Tradepoint Atlantic Reaches Deal To Add 165-Acre Container Facility
The massive Tradepoint Atlantic industrial and transportation hub on Sparrows Point will soon add a new container facility to help bolster receptacle shipping at the already-thriving Port of Baltimore.
Developer Tradepoint Atlantic announced Tuesday it reached a joint venture deal with Terminal Investment Ltd., and the partnership plans to build a 165-acre container facility with an on-dock rail facility at Coke Point.
The firms touted TIL’s experience as a container site developer and said the additional repository provides Baltimore an edge in competing with other East Coast ports.
“This is one of the most important and consequential announcements we have made since setting out with our initial plans to redevelop the former Sparrows Point Steel Mill,” Tradepoint Atlantic Managing Director Kerry Doyle said in a statement.
Over the last eight years, Tradepoint Atlantic has redeveloped and remediated the site, which is located just east of the city in Baltimore County and was used for steel manufacturing dating back to the late 19th century. When Bethlehem Steel owned the steelmaking plant in the 1950s, it was the largest steel manufacturing plant in the world.
In its newest iteration as Tradepoint Atlantic, the site is being repositioned as a global distribution hub with nearly immediate access to interstate highways, rail and shipping.
The Port of Baltimore ranks No. 18 among the nation's top 25 ports in terms of cargo tonnage, according to the most recent data from the U.S. Department of Transportation. The Port of Baltimore was also one of five ports in the nation that ranked in the top 25 in all three cargo categories: container, tonnage and dry dock.

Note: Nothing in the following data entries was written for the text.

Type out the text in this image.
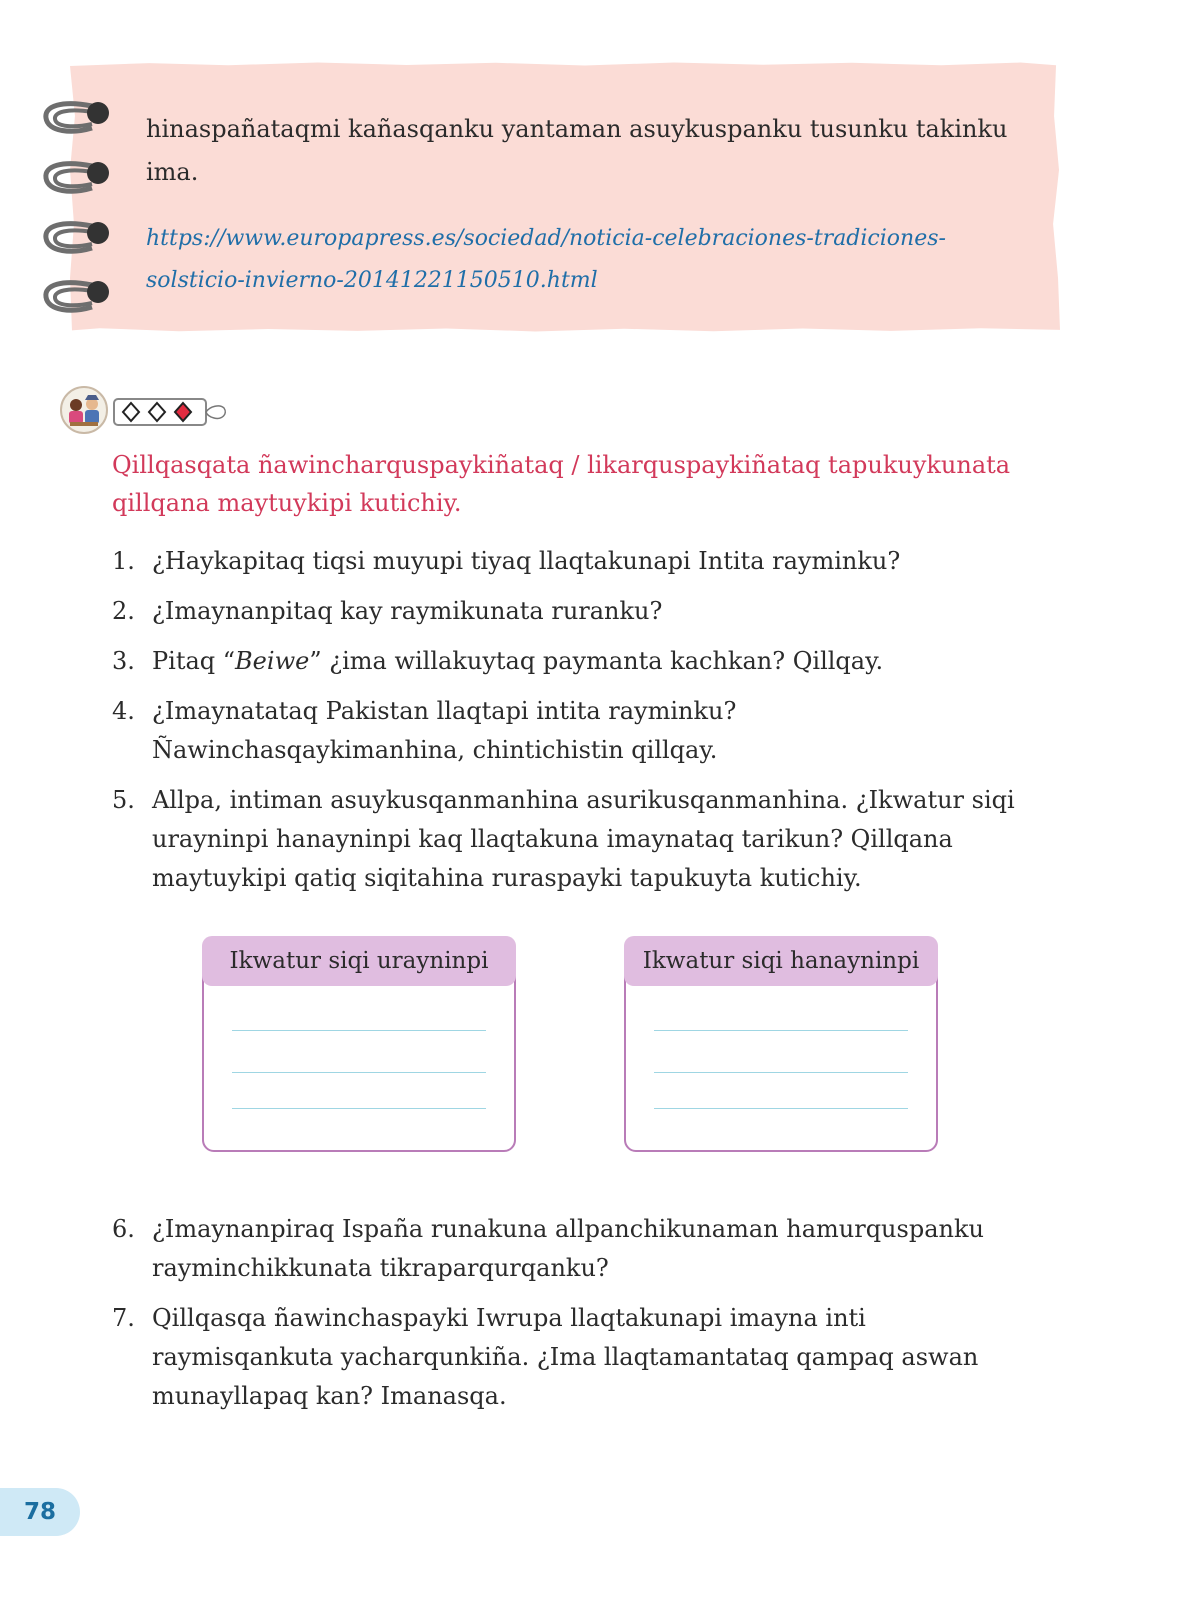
hinaspañataqmi kañasqanku yantaman asuykuspanku tusunku takinku ima.
https://www.europapress.es/sociedad/noticia-celebraciones-tradiciones-solsticio-invierno-20141221150510.html
Qillqasqata ñawincharquspaykiñataq / likarquspaykiñataq tapukuykunata qillqana maytuykipi kutichiy.
1. ¿Haykapitaq tiqsi muyupi tiyaq llaqtakunapi Intita rayminku?
2. ¿Imaynanpitaq kay raymikunata ruranku?
3. Pitaq “Beiwe” ¿ima willakuytaq paymanta kachkan? Qillqay.
4. ¿Imaynatataq Pakistan llaqtapi intita rayminku? Ñawinchasqaykimanhina, chintichistin qillqay.
5. Allpa, intiman asuykusqanmanhina asurikusqanmanhina. ¿Ikwatur siqi urayninpi hanayninpi kaq llaqtakuna imaynataq tarikun? Qillqana maytuykipi qatiq siqitahina ruraspayki tapukuyta kutichiy.
Ikwatur siqi urayninpi	Ikwatur siqi hanayninpi
6. ¿Imaynanpiraq Ispaña runakuna allpanchikunaman hamurquspanku rayminchikkunata tikraparqurqanku?
7. Qillqasqa ñawinchaspayki Iwrupa llaqtakunapi imayna inti raymisqankuta yacharqunkiña. ¿Ima llaqtamantataq qampaq aswan munayllapaq kan? Imanasqa.
78
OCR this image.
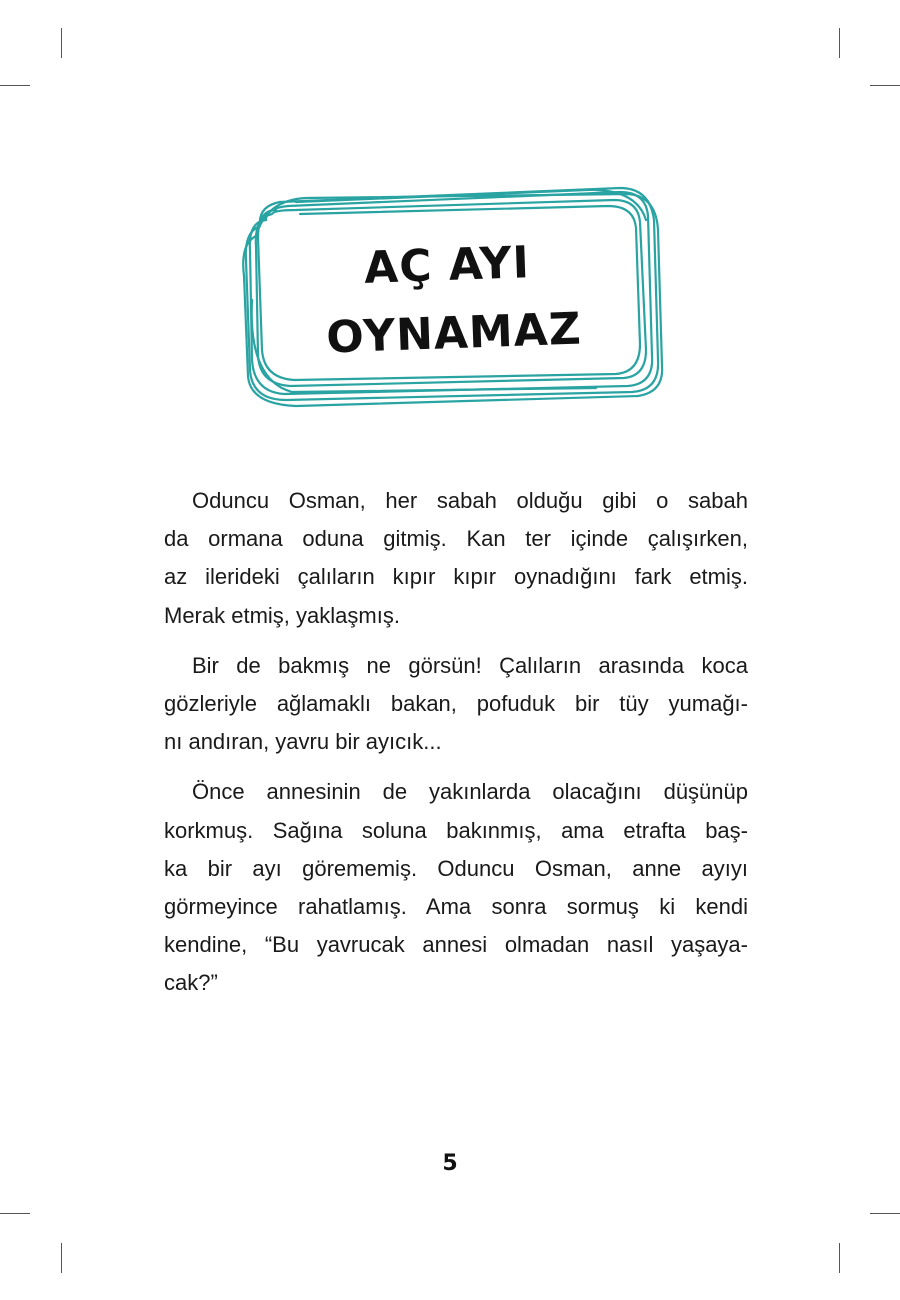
AÇ AYI
OYNAMAZ
Oduncu Osman, her sabah olduğu gibi o sabah
da ormana oduna gitmiş. Kan ter içinde çalışırken,
az ilerideki çalıların kıpır kıpır oynadığını fark etmiş.
Merak etmiş, yaklaşmış.
Bir de bakmış ne görsün! Çalıların arasında koca
gözleriyle ağlamaklı bakan, pofuduk bir tüy yumağı-
nı andıran, yavru bir ayıcık...
Önce annesinin de yakınlarda olacağını düşünüp
korkmuş. Sağına soluna bakınmış, ama etrafta baş-
ka bir ayı görememiş. Oduncu Osman, anne ayıyı
görmeyince rahatlamış. Ama sonra sormuş ki kendi
kendine, “Bu yavrucak annesi olmadan nasıl yaşaya-
cak?”
5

Baltimore's port also ranks second in North America — No. 1 in the U.S. — for the number of autos and light trucks that pass through it annually.
But the Port of Baltimore has lagged behind in container shipping. Adding a container facility with an on-dock rail facility at Tradepoint Atlantic is expected to boost the container shipping business coming into the port.
The Port of Baltimore’s biggest obstacle to boosting container shipping has been its inability to ship double-stacked containers via rail to the Midwest.
However, a partnership between Maryland, the federal government and CSX is addressing the challenge with a $466M overhaul of the antiquated Howard Street Tunnel. Those improvements include raising clearance in the 127-year-old tunnel to allow double-stacked container trains to move through the city.
“Tradepoint Atlantic has been a critical addition to the port since they began developing the Sparrows Point site,” Maryland Ports Administration Executive Director William P. Doyle said in a statement. "[This] news further strengthens Baltimore as one of the top ports in the country."